Nie wiedziałam nawet, kiedy zasnęłam obok niego. z głową opartą na jego torsie. Nawet nie śniło mi się spanie tej nocy, nie wyobrażałam sobie odpoczynku w tej sytuacji, ale zmęczenie wygrało.
 Obudził mnie jego głos.
-Dzień dobry Hay.- kiedy uniosłam powieki zrozumiałam, że znajdują się teraz w nieodpowiednim miejscu i sytuacji. Raphael patrzył mi w oczy, nasze usta dzieliły milimetry. Sparaliżowało mnie. Jego oczy, jego uśmieszek pewny siebie.
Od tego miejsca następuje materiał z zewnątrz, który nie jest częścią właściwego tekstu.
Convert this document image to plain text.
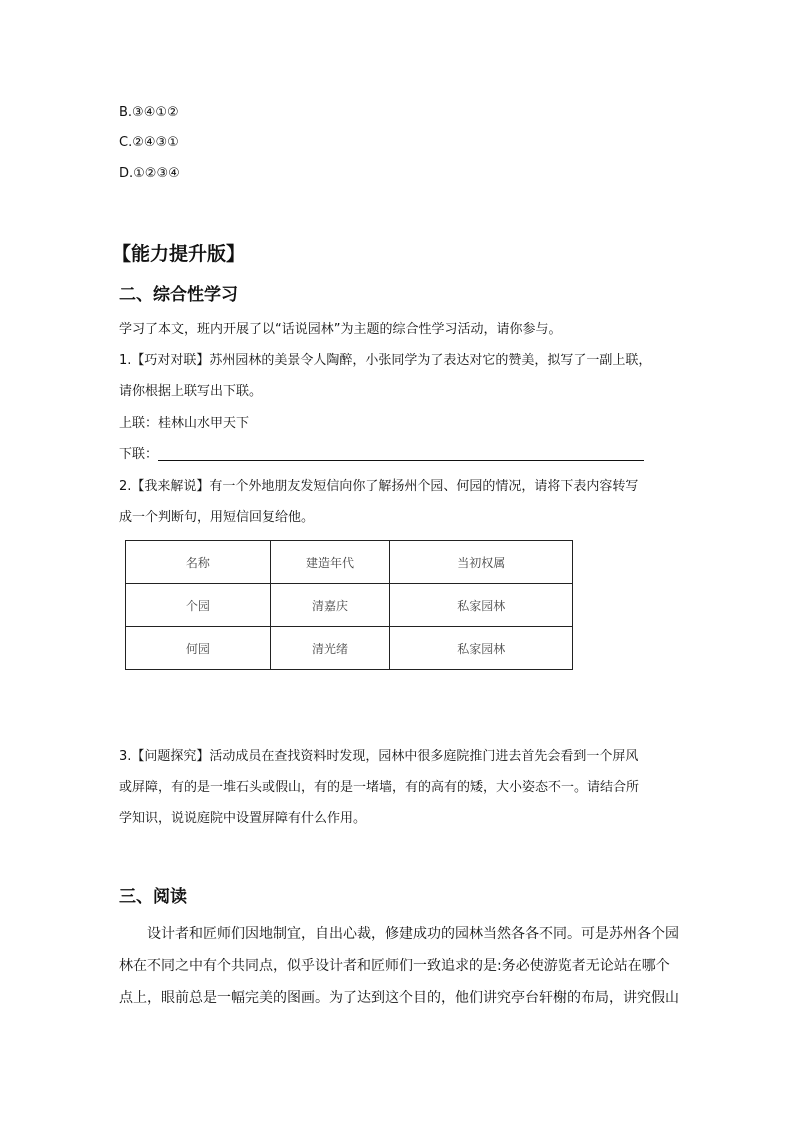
B.③④①②
C.②④③①
D.①②③④
【能力提升版】
二、综合性学习
学习了本文，班内开展了以“话说园林”为主题的综合性学习活动，请你参与。
1.【巧对对联】苏州园林的美景令人陶醉，小张同学为了表达对它的赞美，拟写了一副上联，
请你根据上联写出下联。
上联：桂林山水甲天下
下联：
2.【我来解说】有一个外地朋友发短信向你了解扬州个园、何园的情况，请将下表内容转写
成一个判断句，用短信回复给他。
名称	建造年代	当初权属
个园	清嘉庆	私家园林
何园	清光绪	私家园林
3.【问题探究】活动成员在查找资料时发现，园林中很多庭院推门进去首先会看到一个屏风
或屏障，有的是一堆石头或假山，有的是一堵墙，有的高有的矮，大小姿态不一。请结合所
学知识，说说庭院中设置屏障有什么作用。
三、阅读
设计者和匠师们因地制宜，自出心裁，修建成功的园林当然各各不同。可是苏州各个园
林在不同之中有个共同点，似乎设计者和匠师们一致追求的是:务必使游览者无论站在哪个
点上，眼前总是一幅完美的图画。为了达到这个目的，他们讲究亭台轩榭的布局，讲究假山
-Cieszę się, że z tobą wszystko dobrze.- odparłam starając się nie ukazywać mojej faktycznej radości z tego powodu. 
-Niespecjalnie odczytać można twoją radość.- zaśmiał się, wtedy, ja okrakiem siadłam na jego biodrach, pochyliłam się nad nim, nie odrywając wzroku od jego oczu, po czym zachłannie wbiłam się w jego usta, łącząc je w namiętnym pocałunku. Moje piersi ocierały się o jego tors, a moje ręce bawiły się kosmykami jego włosów. Poczułam, jak jedna z jego rąk zaciska  na moich pośladkach, przy czym lubieżnie się uśmiecha. Wtedy przerwałam pocałunek i zeszłam z niego wstając na proste nogi. Na jego twarzy malowało się zdziwienie, a na mojej twarzy zwycięski uśmiech.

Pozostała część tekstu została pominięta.